Purpose
This analysis of dataset 1 (Proestou et al. 2023) is part of the post-analysis data integration approach, where RNAseq datasets are processed independently and the differential abundance pipeline is run on each to identify DEGs. The lists of DEGs will then be compared across studies.

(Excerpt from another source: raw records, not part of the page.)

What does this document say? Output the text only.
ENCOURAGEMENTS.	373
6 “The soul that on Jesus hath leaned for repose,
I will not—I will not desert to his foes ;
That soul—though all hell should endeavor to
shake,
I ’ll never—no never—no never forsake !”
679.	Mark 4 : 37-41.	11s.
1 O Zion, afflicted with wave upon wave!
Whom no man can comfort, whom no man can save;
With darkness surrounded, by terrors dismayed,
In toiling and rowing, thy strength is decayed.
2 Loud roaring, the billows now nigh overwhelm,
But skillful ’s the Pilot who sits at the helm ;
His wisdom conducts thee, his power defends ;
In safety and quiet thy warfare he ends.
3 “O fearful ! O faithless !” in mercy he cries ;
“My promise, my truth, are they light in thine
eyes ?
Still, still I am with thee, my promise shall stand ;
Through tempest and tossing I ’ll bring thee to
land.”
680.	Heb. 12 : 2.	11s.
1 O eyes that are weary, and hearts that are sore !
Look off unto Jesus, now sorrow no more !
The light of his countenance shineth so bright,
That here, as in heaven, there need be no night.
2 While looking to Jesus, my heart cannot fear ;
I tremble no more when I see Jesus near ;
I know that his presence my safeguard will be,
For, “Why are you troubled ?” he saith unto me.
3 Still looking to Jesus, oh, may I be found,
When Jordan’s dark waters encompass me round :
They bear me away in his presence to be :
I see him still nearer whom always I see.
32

This study excluded controls from their main analysis and focused on family differences in dosed animals. Because there isn’t currently a way to account for controls in multi-factor model, I wondered if I could first run the differential abundance pipeline on infection vs. control, then on breed to look for family differences.
Methods
Step 1: contrast controls vs. injected
input data:
id,variable,reference,target
trait_dose,condition,control,injected
run pipeline:
screen -S dfab_1
salloc -A srlab -p cpu-g2-mem2x -N 1 -c 1 --mem=16GB --time=12:00:00
mamba activate nextflow
nextflow run nf-core/differentialabundance \
-c /gscratch/srlab/strigg/bin/uw_hyak_srlab.config \
-resume \
--study_name dataset_1 \
--input study1_samplesheet.csv \
--contrasts study1_contrasts.csv \
--outdir /gscratch/scrubbed/strigg/analyses/20250730_diffabund \
--matrix salmon.merged.gene_counts_length_scaled_dataset1.tsv \
--feature_type gene \
--features_gtf_feature_type gene \
--filtering_min_abundance 10 \
--filtering_min_proportion 0.75 \
--gtf /gscratch/srlab/strigg/GENOMES/GCF_002022765.2_C_virginica-3.0_genomic_noEmptyGeneIDs.gtf
#this attempt didn't have the threshold so I reran as the code above
nextflow run nf-core/differentialabundance \
-c /gscratch/srlab/strigg/bin/uw_hyak_srlab.config \
-resume \
--study_name dataset_1 \
--input study1_samplesheet.csv \
--contrasts study1_contrasts.csv \
--outdir /gscratch/scrubbed/strigg/analyses/20250730_diffabund/ds_1 \
--matrix salmon.merged.gene_counts_length_scaled_dataset1.tsv \
--feature_type gene \
--features_gtf_feature_type gene \
--gtf /gscratch/srlab/strigg/GENOMES/GCF_002022765.2_C_virginica-3.0_genomic_noEmptyGeneIDs.gtf
report: dataset_1.html
output: 20250730_diffabund/ds_1
Step 2: contrast families of injected animals using the DEGs from the step 1 contrast
input files:
- trait_dose.deseq2.results_filtered.tsv
- contrast file for sensitive vs. resistantstudy1_contrasts.csv
id,variable,reference,target
trait_dose,trait,sensitive,resistant
- filtered gene counts matrix for DEGs from step 1
- salmon.merged.gene_counts_length_scaled_dataset1_ctrlFilt.tsv
- code to create filtered matrix:
#filter the gene counts matrix for DEGs from step 1
awk -F "\t" 'NR==FNR{a[$1]=$1;next}$1 in a{print $0}' tables/differential/trait_dose.deseq2.results_filtered.tsv salmon.merged.gene_counts_length_scaled_dataset1.tsv > salmon.merged.gene_counts_length_scaled_dataset1_ctrlFilt.tsv
- samplesheet:
- wget https://gannet.fish.washington.edu/metacarcinus/USDA_MetaOmics/Cvirg_RNAseq/20250702_diffabund/study1_samplesheet.csv
Run pipeline on filtered data:
nextflow run nf-core/differentialabundance \
-c /gscratch/srlab/strigg/bin/uw_hyak_srlab.config \
-resume --study_name dataset_1 \
--input ctrl_filt/study1_samplesheet.csv \
--contrasts ctrl_filt/study1_contrasts.csv \
--outdir /gscratch/scrubbed/strigg/analyses/20250730_diffabund/ds_1/ctrl_filt \
--matrix ctrl_filt/salmon.merged.gene_counts_length_scaled_dataset1_ctrlFilt.tsv \
--feature_type gene --features_gtf_feature_type gene --filtering_min_abundance 10 \
--filtering_min_proportion 0.75 --gtf /gscratch/srlab/strigg/GENOMES/GCF_002022765.2_C_virginica-3.0_genomic_noEmptyGeneIDs.gtf
Copy data to Gannet
rsync --progress --verbose --archive 20250730_diffabund shellytrigg@gannet.fish.washington.edu:/volume2/web/metacarcinus/USDA_MetaOmics/Cvirg_RNAseq
Results
-
report: dataset_1.html
PCA of DEseq2 DEGs
- filter counts for DEGs
- use VST counts
- vst_ctrlDEseq2filt.tsv
- code:
awk -F"\t" 'NR==FNR{a[$1]=$1;next}$1 in a{print $0}' ctrl_filt/tables/differential/trait_dose.deseq2.results_filtered.tsv tables/processed_abundance/all.vst.tsv > vst_ctrlDEseq2filt.tsv
- use VST counts
- plot PCA
The PCA shows a good separation of the sensitive vs. tolerant animals using the 26 significant DEGs identified in step 2, which makes the results believable.